Background and Awareness
This guide is directed at instructors in order to provide practical approaches that can be taken on the teaching and learning questions that AI raises.
This guide suggests solutions that faculty can take when students have used AI unethically and clear definitions of what are ethical uses for students. It will urge our community to communicate expectations clearly and to approach our resources equitably. It will provide guidelines for keeping our own data safe. It will establish a set of core competencies that each student will have mastered prior to graduation. The core competencies will allow students to approach the workforce without apprehension, and their mastery of the core competencies will make our students stand out among their peers. The guide introduces instructors to university-licensed tools as they become available and resources available for teaching and mentoring. Faculty will also find strategies to improve their pedagogy. Approaching AI as a community offers the brightest way forward for each of us and for the possibilities that this new technology can provide.
This guide will provide an overview of the following topics: teaching and learning AI usage perspective; AI core competencies for students; pedagogical support; and tools and resources.
As AI continues to evolve and integrate into various aspects of society, it's essential for users to approach its adoption with awareness and caution:
Understand the Limitations: AI systems are not infallible and may exhibit biases, errors, or limitations. It's crucial to recognize the scope and capabilities of AI algorithms and their potential impact on decision-making processes.
Data Quality Matters: AI models rely on large datasets to learn and make predictions. Ensuring the quality, diversity, and representativeness of training data is essential for the accuracy and fairness of AI systems.
Ethical Considerations: AI technologies raise ethical concerns related to privacy, transparency, accountability, equitable access, and societal impact. Organizations and individuals should prioritize ethical principles and responsible AI practices in the development and deployment of AI systems.

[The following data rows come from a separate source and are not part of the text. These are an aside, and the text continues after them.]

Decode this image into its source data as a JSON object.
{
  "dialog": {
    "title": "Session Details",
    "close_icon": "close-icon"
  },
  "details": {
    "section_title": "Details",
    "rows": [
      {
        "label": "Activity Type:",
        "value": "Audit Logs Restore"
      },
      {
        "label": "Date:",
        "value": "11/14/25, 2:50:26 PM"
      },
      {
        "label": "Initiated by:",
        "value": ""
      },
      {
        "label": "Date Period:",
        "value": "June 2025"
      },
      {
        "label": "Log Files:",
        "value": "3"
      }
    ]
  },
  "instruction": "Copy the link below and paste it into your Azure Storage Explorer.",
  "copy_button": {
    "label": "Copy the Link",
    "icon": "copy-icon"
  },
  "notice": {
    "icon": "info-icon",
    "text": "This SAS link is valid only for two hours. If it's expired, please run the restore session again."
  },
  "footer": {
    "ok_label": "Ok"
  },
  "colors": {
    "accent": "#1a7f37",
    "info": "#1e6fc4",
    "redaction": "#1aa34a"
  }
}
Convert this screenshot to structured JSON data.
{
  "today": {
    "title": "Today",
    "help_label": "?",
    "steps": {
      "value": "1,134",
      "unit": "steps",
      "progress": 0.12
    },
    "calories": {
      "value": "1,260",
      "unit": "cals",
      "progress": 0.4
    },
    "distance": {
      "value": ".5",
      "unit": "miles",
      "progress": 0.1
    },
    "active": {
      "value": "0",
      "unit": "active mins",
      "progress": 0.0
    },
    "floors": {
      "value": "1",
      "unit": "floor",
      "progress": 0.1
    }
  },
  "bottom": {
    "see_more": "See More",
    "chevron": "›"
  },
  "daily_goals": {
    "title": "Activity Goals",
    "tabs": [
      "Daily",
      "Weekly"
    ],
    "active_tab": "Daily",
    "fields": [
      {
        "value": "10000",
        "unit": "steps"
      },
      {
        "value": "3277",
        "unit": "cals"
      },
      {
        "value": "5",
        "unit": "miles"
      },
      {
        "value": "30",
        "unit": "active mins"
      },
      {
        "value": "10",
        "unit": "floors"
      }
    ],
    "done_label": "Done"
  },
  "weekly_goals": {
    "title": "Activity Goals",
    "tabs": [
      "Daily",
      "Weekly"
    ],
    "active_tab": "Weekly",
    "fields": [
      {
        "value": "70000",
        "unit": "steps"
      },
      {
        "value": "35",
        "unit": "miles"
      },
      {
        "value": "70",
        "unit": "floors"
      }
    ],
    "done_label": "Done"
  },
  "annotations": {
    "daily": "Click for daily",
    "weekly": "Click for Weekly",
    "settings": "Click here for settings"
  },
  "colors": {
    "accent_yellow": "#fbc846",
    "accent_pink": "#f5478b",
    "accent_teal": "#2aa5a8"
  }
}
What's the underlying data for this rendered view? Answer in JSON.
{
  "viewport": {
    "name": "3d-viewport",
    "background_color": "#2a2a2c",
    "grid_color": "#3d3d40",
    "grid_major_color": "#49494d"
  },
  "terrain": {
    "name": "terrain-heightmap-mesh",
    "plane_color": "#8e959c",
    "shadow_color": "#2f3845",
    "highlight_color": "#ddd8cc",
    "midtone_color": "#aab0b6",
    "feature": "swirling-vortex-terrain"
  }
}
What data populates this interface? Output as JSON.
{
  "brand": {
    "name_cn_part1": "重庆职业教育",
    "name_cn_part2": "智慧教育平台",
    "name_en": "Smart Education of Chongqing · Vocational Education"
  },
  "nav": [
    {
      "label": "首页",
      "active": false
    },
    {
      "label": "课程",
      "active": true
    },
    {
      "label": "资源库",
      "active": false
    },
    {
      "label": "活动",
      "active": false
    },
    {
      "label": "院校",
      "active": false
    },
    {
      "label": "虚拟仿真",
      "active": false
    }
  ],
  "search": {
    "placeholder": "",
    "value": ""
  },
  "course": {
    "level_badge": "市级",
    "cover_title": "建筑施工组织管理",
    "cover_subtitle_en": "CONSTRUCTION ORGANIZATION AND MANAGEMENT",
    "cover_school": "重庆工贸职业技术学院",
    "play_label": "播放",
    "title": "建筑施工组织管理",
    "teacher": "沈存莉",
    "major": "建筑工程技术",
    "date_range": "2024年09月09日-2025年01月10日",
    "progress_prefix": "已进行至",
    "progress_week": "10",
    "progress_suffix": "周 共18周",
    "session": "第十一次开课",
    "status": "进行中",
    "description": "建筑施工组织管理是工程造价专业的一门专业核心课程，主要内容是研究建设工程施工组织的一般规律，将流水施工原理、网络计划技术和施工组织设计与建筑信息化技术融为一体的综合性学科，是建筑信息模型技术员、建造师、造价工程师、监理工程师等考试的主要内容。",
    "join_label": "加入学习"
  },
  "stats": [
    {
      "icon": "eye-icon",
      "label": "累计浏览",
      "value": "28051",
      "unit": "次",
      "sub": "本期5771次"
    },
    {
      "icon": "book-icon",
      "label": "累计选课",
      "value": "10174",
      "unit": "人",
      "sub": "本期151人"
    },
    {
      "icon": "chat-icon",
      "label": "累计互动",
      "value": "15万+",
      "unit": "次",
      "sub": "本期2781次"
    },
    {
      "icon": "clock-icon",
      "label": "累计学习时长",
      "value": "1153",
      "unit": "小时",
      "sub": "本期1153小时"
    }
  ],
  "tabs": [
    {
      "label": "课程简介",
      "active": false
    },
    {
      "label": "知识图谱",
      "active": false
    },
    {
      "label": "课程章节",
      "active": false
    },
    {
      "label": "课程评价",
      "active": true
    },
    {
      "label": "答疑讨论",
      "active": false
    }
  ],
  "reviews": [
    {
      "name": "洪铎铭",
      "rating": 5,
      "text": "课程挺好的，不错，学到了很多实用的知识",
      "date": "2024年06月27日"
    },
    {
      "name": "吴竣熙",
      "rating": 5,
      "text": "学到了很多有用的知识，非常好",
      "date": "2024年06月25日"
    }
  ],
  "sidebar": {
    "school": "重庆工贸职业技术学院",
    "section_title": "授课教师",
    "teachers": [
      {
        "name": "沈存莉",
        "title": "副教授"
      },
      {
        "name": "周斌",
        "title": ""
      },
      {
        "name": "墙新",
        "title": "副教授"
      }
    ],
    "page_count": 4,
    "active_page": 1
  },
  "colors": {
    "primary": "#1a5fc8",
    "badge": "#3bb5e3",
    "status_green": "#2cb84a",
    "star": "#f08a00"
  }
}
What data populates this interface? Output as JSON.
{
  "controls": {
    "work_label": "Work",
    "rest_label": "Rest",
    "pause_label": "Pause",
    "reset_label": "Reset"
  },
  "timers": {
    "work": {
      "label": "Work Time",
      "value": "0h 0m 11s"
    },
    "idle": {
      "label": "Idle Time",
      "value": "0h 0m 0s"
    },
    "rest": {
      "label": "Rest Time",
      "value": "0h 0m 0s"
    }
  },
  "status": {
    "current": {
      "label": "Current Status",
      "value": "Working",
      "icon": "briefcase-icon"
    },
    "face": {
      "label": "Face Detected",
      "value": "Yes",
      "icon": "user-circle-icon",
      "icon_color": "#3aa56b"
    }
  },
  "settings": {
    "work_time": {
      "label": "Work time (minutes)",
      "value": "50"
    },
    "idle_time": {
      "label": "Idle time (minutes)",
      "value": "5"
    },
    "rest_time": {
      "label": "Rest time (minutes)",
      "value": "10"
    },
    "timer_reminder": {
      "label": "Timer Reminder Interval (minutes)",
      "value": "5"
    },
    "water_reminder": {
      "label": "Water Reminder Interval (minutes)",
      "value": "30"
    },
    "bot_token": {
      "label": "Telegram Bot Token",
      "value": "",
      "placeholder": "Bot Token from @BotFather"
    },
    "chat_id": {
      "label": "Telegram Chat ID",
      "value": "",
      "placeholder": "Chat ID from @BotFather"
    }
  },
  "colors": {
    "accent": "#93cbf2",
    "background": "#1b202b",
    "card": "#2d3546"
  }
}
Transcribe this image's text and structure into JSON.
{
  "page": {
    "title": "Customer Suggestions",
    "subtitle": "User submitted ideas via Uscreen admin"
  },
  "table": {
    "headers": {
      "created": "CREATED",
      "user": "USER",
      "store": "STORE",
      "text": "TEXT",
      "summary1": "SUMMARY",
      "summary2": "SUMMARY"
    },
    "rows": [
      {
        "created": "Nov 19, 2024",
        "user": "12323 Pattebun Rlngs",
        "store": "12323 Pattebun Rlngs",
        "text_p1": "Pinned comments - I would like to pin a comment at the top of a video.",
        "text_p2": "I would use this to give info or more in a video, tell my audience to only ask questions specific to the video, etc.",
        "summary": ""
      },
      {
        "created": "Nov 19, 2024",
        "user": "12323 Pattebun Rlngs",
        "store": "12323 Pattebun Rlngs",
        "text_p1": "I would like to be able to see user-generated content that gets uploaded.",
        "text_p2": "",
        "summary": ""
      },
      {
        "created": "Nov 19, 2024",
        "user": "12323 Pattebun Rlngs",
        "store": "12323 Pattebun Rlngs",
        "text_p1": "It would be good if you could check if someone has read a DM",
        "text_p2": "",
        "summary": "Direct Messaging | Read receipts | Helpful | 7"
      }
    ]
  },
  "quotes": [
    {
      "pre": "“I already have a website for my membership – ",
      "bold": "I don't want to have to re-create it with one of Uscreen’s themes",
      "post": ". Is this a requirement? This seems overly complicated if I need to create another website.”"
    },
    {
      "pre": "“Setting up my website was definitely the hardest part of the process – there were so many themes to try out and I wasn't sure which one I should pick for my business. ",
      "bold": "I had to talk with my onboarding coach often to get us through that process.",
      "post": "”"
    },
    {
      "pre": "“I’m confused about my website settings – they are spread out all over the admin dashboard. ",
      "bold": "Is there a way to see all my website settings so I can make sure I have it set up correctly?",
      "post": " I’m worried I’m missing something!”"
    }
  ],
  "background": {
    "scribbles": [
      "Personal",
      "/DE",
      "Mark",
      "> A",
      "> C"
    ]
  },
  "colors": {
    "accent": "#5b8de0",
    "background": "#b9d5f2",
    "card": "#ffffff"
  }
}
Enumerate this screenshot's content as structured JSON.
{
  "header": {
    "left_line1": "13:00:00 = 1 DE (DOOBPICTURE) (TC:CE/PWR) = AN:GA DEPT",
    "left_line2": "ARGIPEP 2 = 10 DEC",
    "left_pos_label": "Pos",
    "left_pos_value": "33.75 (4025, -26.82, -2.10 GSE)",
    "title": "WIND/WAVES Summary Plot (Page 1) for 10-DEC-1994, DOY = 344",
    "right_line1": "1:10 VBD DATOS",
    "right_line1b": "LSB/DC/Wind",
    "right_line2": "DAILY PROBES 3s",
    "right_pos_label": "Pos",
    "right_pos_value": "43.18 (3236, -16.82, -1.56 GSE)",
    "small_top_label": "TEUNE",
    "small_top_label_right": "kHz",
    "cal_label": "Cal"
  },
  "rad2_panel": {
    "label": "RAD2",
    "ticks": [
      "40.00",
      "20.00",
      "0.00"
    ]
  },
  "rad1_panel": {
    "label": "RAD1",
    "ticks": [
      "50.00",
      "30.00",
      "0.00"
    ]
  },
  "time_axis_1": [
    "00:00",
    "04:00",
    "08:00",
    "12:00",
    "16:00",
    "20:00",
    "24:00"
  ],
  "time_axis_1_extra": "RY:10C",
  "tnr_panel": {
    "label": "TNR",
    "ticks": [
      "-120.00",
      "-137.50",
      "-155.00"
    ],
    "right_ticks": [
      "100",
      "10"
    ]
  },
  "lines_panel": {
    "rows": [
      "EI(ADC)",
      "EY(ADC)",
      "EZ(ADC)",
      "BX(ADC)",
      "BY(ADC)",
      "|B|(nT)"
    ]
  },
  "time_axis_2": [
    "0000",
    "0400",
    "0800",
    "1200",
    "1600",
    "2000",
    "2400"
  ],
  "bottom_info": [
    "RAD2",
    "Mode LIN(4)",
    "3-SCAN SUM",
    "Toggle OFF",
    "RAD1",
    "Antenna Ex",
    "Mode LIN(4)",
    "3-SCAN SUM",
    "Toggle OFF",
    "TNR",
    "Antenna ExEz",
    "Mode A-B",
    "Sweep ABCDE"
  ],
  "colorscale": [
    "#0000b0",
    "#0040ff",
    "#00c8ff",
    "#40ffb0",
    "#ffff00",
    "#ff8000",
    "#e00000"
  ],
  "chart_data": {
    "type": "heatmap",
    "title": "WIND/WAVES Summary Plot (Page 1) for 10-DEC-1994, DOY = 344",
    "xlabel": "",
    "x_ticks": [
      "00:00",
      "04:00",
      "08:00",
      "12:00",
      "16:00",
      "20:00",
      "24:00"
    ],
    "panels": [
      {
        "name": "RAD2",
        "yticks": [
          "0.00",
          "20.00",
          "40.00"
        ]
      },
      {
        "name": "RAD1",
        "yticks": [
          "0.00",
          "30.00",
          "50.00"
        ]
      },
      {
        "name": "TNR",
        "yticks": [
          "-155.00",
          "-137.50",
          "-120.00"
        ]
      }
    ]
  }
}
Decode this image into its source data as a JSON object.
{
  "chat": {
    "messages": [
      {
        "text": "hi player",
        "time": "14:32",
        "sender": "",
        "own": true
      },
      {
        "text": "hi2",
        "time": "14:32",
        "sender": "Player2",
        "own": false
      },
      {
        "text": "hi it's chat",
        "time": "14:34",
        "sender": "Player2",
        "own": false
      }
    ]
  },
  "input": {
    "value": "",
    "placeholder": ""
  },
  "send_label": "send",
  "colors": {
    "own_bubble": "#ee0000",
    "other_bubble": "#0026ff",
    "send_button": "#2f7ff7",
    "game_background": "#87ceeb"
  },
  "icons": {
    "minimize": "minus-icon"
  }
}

Human Oversight and Intervention: While AI can automate tasks and augment human capabilities, human oversight and intervention are still necessary to monitor AI systems, interpret results, and make informed decisions based on AI-generated insights.
Continuous Learning and Adaptation: AI is not static; it requires continuous learning, adaptation, and refinement over time. Investing in ongoing training, validation, and improvement of AI models is essential to ensure their effectiveness and relevance in evolving environments.
Collaboration and Interdisciplinary Approach: Effective AI deployment often requires collaboration between domain experts, data scientists, software engineers, and other stakeholders. Embracing an interdisciplinary approach and fostering collaboration across teams can lead to more successful AI initiatives.
Transparency and Explainability: AI systems should be designed to be transparent and explainable, allowing users to understand how decisions are made and assess the reliability of AI-generated outputs. Prioritizing transparency and explainability enhances trust and accountability in AI applications.